Development Progress

This section allows you to compare a collection of skiers to an "elite standard". Specifically, it shows FIS points by age for the selected skiers with reference lines for the 50th and 10th percentiles of FIS points for skiers who have achieved at least two podium results in a major international race (WC/TdS/WSC/OWG). These reference lines are calculated separately for men & women using quantile estimates from a GAM (Generalized Additive Model). Fancy!


Race Snapshots

This section shows the standard race snapshot graphs that have been a staple of my Twitter feed for several years. Pick a date, then click on a race from that day and it will produce a race snapshot for that race. The measure for distance events can be switched between the raw PBM skier, which is what I've traditionally used for WC-level races, or PBM points or FIS points. Ther PBM points options will tend to be more opinionated about field strength, but is more appropriate for non-WC level races. Sprint races will always use the final finishing place. Normally I have only produced these plots for major international races, but this will allow you to make them for pretty much any race. For WC/TdS/WSC/OWG races it uses only equivalent historical results from the same set of races. For any other generic FIS race is uses all historical results for each athlete.
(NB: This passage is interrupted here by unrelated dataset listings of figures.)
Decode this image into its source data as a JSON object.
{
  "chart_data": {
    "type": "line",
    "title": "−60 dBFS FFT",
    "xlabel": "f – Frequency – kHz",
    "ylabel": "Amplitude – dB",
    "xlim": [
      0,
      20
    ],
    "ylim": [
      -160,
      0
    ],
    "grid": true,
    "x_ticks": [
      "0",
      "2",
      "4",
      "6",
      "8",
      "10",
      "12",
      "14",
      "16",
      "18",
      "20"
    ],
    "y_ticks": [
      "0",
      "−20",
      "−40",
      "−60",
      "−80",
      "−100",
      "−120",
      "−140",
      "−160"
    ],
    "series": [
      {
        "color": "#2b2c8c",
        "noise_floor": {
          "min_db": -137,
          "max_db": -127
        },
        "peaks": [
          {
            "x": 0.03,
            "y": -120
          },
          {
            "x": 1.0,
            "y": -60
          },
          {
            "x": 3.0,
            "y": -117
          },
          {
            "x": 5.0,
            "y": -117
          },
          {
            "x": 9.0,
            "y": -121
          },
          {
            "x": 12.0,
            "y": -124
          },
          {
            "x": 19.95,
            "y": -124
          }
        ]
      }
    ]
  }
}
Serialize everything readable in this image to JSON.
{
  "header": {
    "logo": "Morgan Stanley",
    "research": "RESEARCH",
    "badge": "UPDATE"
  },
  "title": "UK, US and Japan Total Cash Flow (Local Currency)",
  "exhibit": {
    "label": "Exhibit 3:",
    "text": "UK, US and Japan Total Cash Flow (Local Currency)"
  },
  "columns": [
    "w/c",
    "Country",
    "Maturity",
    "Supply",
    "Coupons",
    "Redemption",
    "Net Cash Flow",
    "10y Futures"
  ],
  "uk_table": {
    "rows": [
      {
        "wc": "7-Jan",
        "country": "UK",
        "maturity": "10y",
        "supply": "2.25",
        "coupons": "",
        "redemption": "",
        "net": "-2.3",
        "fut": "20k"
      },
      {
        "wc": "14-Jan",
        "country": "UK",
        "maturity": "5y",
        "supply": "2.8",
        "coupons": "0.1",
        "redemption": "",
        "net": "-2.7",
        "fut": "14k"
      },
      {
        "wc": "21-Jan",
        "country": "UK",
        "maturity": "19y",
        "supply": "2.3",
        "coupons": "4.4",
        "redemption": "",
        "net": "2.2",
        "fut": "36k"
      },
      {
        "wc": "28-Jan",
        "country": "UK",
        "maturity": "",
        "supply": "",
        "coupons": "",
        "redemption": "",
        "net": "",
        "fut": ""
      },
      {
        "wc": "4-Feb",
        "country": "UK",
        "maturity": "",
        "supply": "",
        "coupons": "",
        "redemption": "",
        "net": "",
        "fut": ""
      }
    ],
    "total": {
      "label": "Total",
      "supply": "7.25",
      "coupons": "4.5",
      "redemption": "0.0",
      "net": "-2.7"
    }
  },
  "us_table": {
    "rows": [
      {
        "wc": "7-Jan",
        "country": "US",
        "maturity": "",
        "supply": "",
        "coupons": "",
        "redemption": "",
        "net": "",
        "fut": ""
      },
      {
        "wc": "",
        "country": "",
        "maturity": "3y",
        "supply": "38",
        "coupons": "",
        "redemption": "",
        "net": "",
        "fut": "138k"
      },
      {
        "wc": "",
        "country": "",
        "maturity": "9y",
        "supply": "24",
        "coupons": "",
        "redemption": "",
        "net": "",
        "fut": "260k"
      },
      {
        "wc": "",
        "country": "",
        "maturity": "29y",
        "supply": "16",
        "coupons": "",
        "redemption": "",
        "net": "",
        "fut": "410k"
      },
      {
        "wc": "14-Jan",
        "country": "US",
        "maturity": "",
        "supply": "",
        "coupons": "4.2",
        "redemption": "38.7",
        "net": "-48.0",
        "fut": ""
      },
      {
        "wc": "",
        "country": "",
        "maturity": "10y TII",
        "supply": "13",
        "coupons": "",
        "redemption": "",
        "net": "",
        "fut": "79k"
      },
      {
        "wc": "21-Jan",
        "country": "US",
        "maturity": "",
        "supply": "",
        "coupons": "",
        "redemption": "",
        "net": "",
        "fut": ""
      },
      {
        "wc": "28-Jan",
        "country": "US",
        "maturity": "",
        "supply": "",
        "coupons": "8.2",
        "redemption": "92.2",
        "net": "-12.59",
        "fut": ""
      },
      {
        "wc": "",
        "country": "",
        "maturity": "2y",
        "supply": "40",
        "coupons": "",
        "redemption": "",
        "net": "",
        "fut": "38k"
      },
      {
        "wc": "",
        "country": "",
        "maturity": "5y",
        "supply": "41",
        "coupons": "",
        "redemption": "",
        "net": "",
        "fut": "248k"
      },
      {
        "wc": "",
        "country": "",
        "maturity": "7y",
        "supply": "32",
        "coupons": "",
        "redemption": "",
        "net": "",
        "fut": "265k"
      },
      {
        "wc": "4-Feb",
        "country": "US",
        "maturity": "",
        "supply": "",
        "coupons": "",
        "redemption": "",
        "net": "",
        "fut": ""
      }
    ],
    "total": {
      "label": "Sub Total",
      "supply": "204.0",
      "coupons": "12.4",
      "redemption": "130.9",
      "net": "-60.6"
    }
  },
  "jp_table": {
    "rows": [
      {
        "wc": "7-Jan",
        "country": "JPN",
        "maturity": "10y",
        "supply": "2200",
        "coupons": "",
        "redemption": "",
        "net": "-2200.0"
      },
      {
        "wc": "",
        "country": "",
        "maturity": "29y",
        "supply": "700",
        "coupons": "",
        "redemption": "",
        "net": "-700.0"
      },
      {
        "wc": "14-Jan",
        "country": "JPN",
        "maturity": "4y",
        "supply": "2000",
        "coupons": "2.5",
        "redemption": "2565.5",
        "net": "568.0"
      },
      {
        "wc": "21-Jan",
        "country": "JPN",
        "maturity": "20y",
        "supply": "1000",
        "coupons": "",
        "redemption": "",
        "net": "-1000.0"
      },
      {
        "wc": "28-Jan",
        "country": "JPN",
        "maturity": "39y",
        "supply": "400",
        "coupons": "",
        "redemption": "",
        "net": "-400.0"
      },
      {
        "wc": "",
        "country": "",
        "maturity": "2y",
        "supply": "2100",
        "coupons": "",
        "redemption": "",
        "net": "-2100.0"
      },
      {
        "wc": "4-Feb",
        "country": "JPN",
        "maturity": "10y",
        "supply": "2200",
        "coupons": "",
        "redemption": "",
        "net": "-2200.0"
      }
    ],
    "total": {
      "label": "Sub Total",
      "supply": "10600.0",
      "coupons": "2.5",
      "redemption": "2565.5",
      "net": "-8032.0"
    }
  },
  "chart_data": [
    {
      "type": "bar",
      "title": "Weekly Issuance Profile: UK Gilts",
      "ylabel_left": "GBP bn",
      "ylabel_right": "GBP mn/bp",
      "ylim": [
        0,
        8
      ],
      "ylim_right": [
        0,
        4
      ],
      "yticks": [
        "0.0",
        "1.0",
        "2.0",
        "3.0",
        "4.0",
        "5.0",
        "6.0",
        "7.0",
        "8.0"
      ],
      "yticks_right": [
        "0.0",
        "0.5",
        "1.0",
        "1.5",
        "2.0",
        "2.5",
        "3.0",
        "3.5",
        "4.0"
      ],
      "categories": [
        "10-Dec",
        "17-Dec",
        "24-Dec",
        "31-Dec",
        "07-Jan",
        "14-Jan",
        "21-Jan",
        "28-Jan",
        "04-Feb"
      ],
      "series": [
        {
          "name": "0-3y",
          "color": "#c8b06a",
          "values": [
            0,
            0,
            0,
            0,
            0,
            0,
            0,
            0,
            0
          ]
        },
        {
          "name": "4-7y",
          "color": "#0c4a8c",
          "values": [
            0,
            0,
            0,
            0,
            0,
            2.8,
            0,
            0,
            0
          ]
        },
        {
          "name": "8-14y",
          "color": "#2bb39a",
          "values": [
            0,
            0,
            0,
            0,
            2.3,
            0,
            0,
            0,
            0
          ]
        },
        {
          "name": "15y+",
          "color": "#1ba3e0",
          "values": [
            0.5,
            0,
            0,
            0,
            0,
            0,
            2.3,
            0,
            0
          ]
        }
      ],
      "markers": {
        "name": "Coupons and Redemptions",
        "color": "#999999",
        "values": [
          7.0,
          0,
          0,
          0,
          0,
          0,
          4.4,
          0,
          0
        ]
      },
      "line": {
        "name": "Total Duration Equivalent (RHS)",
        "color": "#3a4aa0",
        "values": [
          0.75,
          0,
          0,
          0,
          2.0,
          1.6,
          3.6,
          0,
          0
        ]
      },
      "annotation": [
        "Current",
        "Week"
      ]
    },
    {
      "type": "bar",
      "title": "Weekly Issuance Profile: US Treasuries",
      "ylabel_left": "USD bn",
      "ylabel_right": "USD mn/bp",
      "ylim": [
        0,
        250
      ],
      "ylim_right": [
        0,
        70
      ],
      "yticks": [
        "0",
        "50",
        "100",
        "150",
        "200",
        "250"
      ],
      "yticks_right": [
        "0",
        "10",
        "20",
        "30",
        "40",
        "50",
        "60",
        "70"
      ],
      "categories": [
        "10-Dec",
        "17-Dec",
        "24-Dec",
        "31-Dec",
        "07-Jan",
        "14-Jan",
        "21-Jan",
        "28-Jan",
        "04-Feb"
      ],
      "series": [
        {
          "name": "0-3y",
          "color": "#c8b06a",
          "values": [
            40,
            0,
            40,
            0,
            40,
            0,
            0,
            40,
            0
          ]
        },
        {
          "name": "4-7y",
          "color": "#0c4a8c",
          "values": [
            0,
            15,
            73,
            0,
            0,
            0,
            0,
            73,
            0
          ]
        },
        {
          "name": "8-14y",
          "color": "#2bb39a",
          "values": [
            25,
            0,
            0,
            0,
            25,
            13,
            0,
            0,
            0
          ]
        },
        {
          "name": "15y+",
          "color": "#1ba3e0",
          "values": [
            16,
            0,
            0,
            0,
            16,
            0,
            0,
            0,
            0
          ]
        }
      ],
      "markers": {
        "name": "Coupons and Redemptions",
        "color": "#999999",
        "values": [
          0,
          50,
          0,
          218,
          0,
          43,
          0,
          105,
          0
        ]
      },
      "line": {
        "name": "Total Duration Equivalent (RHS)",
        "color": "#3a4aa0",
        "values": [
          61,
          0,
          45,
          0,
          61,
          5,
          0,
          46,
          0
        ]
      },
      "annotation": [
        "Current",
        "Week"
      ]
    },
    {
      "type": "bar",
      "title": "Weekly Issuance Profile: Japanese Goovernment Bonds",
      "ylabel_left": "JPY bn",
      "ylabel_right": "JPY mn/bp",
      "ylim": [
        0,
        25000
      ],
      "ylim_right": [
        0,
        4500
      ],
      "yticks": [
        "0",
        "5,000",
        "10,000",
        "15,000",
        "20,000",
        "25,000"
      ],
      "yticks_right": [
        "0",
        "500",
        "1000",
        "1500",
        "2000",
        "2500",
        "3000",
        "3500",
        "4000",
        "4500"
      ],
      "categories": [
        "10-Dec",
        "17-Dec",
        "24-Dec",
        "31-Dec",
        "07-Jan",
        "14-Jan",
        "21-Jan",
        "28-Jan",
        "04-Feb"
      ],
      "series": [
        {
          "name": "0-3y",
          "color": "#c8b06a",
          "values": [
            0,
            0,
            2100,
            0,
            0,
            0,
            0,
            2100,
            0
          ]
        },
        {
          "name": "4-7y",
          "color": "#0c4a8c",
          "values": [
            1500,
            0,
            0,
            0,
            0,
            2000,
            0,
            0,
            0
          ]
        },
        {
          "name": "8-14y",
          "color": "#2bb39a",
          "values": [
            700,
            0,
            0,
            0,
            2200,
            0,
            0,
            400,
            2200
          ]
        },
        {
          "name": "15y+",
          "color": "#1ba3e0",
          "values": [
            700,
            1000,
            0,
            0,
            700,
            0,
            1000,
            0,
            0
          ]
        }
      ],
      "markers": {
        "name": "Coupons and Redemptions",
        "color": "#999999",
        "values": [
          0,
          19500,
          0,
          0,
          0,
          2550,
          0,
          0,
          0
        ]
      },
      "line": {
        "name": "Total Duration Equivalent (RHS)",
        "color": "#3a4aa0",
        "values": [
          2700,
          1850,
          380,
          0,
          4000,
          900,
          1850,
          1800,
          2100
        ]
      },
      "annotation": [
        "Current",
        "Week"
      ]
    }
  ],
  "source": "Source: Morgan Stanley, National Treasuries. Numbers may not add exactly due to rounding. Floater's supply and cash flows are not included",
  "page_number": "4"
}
This means that these graphs for non-WC sprint races are essenitally meaningless. I'll keep thinking about it and maybe come up with something.


Sprint Heat Progressions

This section is for displaying heat times as athletes progress through sprint race rounds (qualification, quarterfinals, semifinals, finals). You can choose from either the raw heat times, the difference from the median time in that round and the difference from the advancement threshold time. This last measure is an attempt to show how far people were from the minimum time necessary to advance to the next round. (In the special case of the finals, the 'threshold' is the 3rd place time.) In general, all three measure look fairly similar.


Distance Split Times

This section is for distance races where split times are available. You can select a date and load available races that have split times (if any exist on that date). Click on one of those races to show four views of the split times:

  • overall race position
  • overall percent back
  • percent back from the fastest pace (km/sec) on that section
  • seconds lost (per km) on that section

Hovering over individual lines will display the skier's name. Clicking on one will highlight that skier. Shift-clicking will select multiple skiers. Double clicking on a blank section of the plot will reset the highlighting.